Murtazaabad (مرتضى آباد) is the first village of central Hunza in Gilgit-Baltistan, Pakistan. It is situated along the Hunza River.

==Geographic location==

Murtazaabad (old: Neray das) is surrounded by two villages (East Hasanabad and West Nasirabad). The River Hunza is in the South, and small mountains in the North. Land is fertile, 40% of the area is cultivated and 35% area consists of forestry. More than 30% of the area is mountainous.

It is divided into two major geographic divisions, 1) Murtazaabad Paien (KhaKhan) and 2) Murtazaabad Bala (Dal Khan). Both the areas are irrigated by two major pools linked to Hasanabad Nala. Law and order situation is excellent. Mightiest Rakahposhi is just in front of the village.
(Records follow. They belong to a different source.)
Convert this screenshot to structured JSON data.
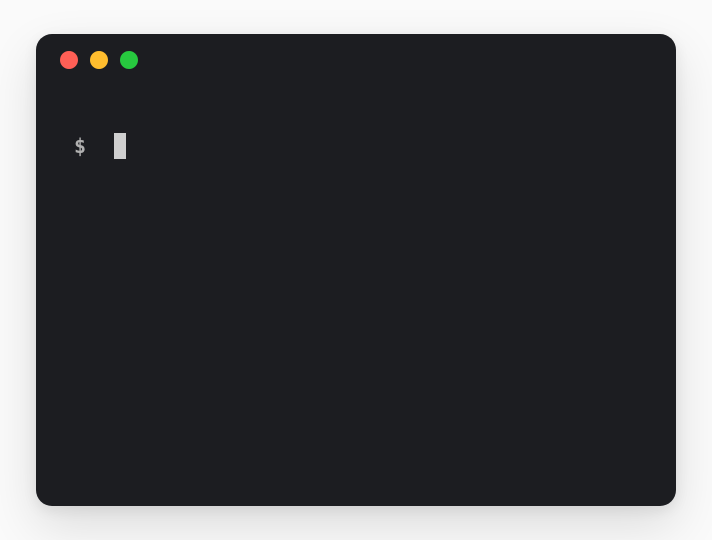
{
  "terminal": {
    "prompt_symbol": "$",
    "command_input": ""
  },
  "window_controls": {
    "close_color": "#ff5f56",
    "minimize_color": "#ffbd2e",
    "maximize_color": "#27c93f"
  }
}
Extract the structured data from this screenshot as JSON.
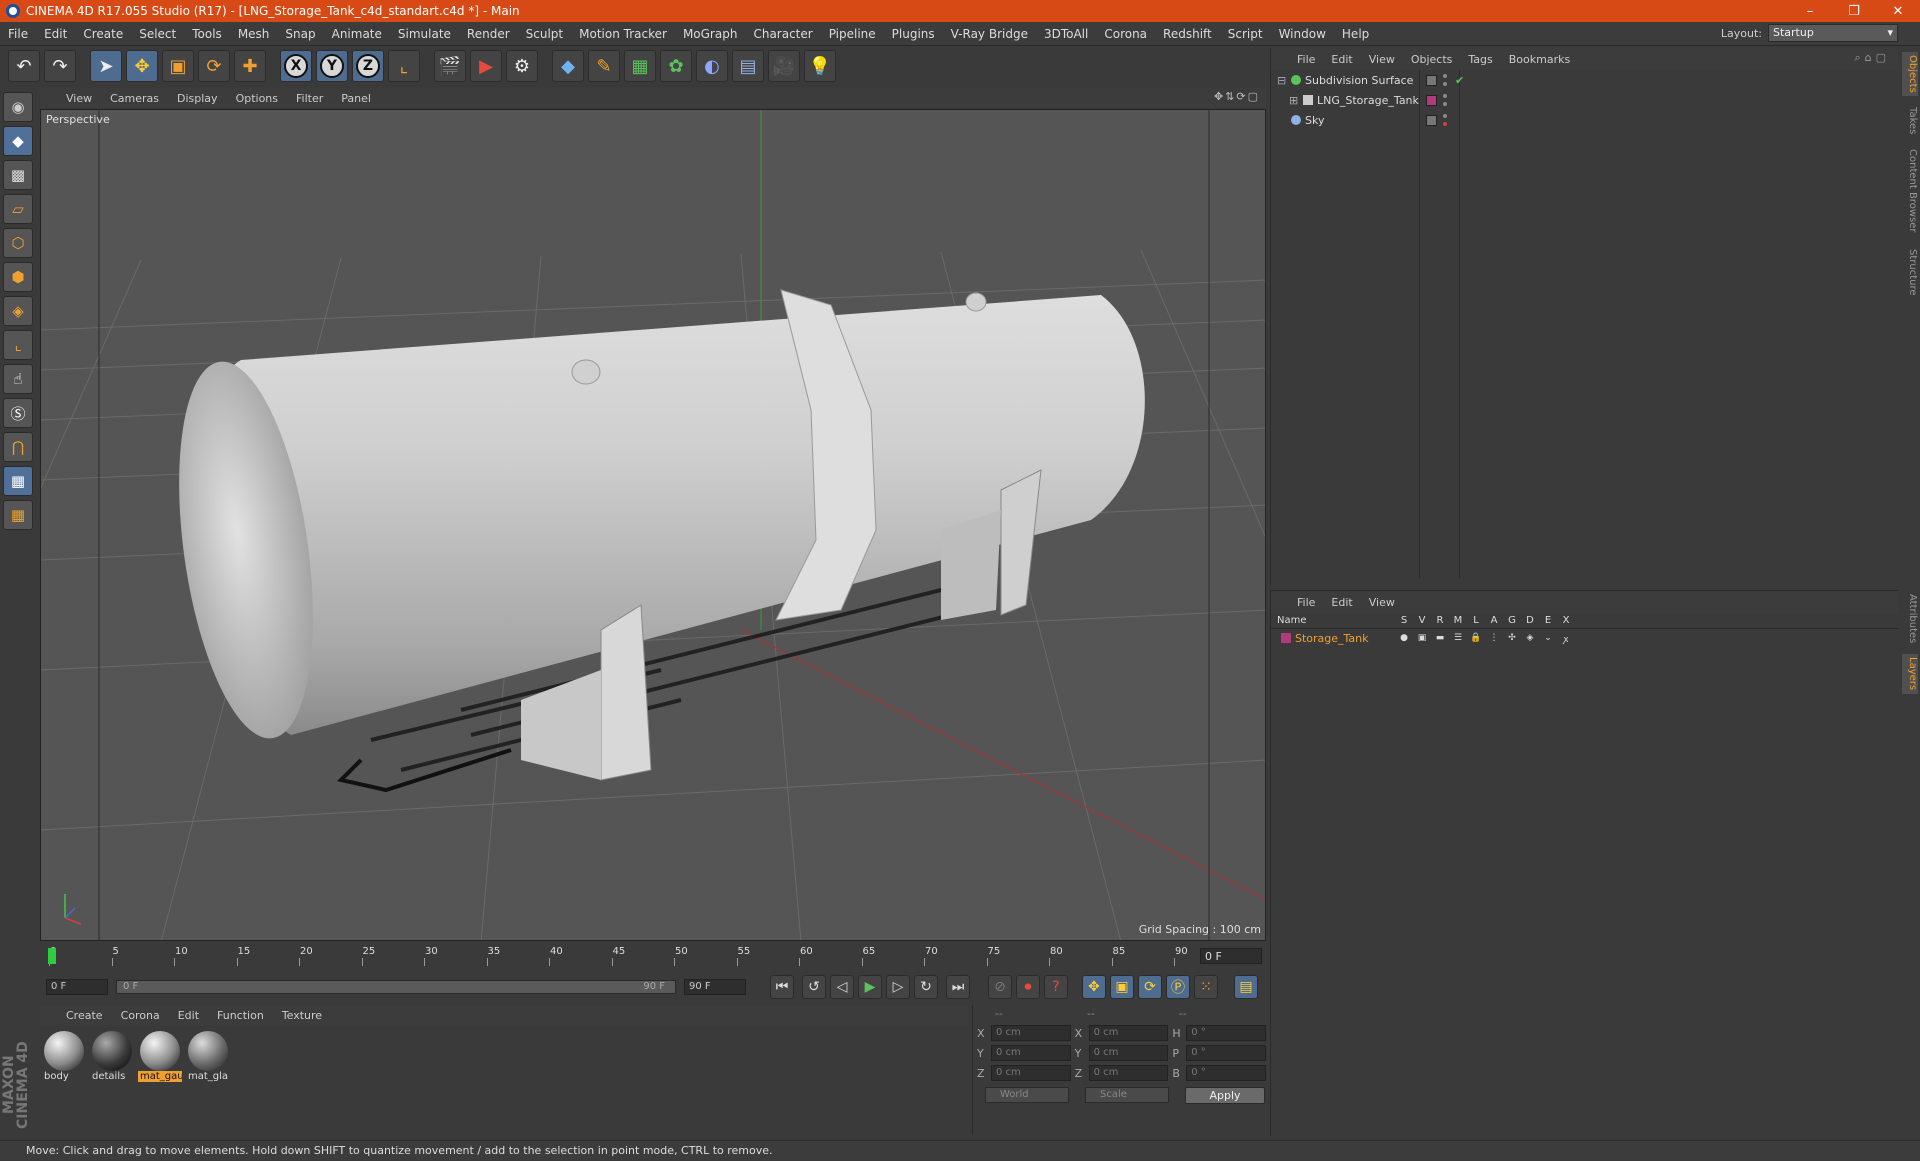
{
  "window": {
    "title": "CINEMA 4D R17.055 Studio (R17) - [LNG_Storage_Tank_c4d_standart.c4d *] - Main",
    "controls": [
      "–",
      "❐",
      "✕"
    ]
  },
  "menu": [
    "File",
    "Edit",
    "Create",
    "Select",
    "Tools",
    "Mesh",
    "Snap",
    "Animate",
    "Simulate",
    "Render",
    "Sculpt",
    "Motion Tracker",
    "MoGraph",
    "Character",
    "Pipeline",
    "Plugins",
    "V-Ray Bridge",
    "3DToAll",
    "Corona",
    "Redshift",
    "Script",
    "Window",
    "Help"
  ],
  "layout": {
    "label": "Layout:",
    "value": "Startup"
  },
  "viewport": {
    "menu": [
      "View",
      "Cameras",
      "Display",
      "Options",
      "Filter",
      "Panel"
    ],
    "name": "Perspective",
    "grid_spacing": "Grid Spacing : 100 cm"
  },
  "timeline": {
    "ticks": [
      "0",
      "5",
      "10",
      "15",
      "20",
      "25",
      "30",
      "35",
      "40",
      "45",
      "50",
      "55",
      "60",
      "65",
      "70",
      "75",
      "80",
      "85",
      "90"
    ],
    "current_frame": "0 F",
    "start_field": "0 F",
    "range_start": "0 F",
    "range_end": "90 F",
    "end_field": "90 F"
  },
  "materials": {
    "menu": [
      "Create",
      "Corona",
      "Edit",
      "Function",
      "Texture"
    ],
    "items": [
      {
        "name": "body",
        "style": "plain",
        "selected": false
      },
      {
        "name": "details",
        "style": "dark",
        "selected": false
      },
      {
        "name": "mat_gau",
        "style": "plain",
        "selected": true
      },
      {
        "name": "mat_gla",
        "style": "glass",
        "selected": false
      }
    ]
  },
  "coords": {
    "headers": [
      "--",
      "--",
      "--"
    ],
    "rows": [
      {
        "a1": "X",
        "v1": "0 cm",
        "a2": "X",
        "v2": "0 cm",
        "a3": "H",
        "v3": "0 °"
      },
      {
        "a1": "Y",
        "v1": "0 cm",
        "a2": "Y",
        "v2": "0 cm",
        "a3": "P",
        "v3": "0 °"
      },
      {
        "a1": "Z",
        "v1": "0 cm",
        "a2": "Z",
        "v2": "0 cm",
        "a3": "B",
        "v3": "0 °"
      }
    ],
    "space": "World",
    "mode": "Scale",
    "apply": "Apply"
  },
  "status": "Move: Click and drag to move elements. Hold down SHIFT to quantize movement / add to the selection in point mode, CTRL to remove.",
  "objects": {
    "menu": [
      "File",
      "Edit",
      "View",
      "Objects",
      "Tags",
      "Bookmarks"
    ],
    "rows": [
      {
        "name": "Subdivision Surface",
        "indent": 0,
        "icon_color": "#5ac45a"
      },
      {
        "name": "LNG_Storage_Tank",
        "indent": 1,
        "icon_color": "#cccccc"
      },
      {
        "name": "Sky",
        "indent": 0,
        "icon_color": "#8fb0e0"
      }
    ]
  },
  "layers": {
    "menu": [
      "File",
      "Edit",
      "View"
    ],
    "header": {
      "name": "Name",
      "cols": [
        "S",
        "V",
        "R",
        "M",
        "L",
        "A",
        "G",
        "D",
        "E",
        "X"
      ]
    },
    "rows": [
      {
        "name": "Storage_Tank",
        "color": "#b13a7a"
      }
    ]
  },
  "sidetabs": [
    "Objects",
    "Takes",
    "Content Browser",
    "Structure",
    "Attributes",
    "Layers"
  ],
  "maxon": "MAXON CINEMA 4D"
}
==Population and languages==

Almost 100% of the residents speak the Burushaski language. The population is divided into Shia Ismailies (Aga Khani Ismaili) and Shia Isna-e-asree (Twelvers). The Karakoram Highway passes through the village. The total population is 3000. There are five schools, one madarasa, and two public libraries. Most people work in government institutions, and many others in agriculture; its cherries and apples are widely known. A tribal system still exists within the local population.

==Government system==
In Murtazaabad there are three local council seats for men, and one for women. All these members are selected through election, held under the Government of Pakistan. There is also local governmental system run under Numberdars. There are 5 Numberdars in Murtazabad.

==Number of Homes==
In Murtazabad there are approximately 400 homes. Currently in 2020, the Population of village is more than 3000.

==Schools==
In village there are 5 schools and 1 madrasa. One of the previously existing school named as Al Murtaza Academy is reconstructed and now it is a National Level school and It will be started in 2020.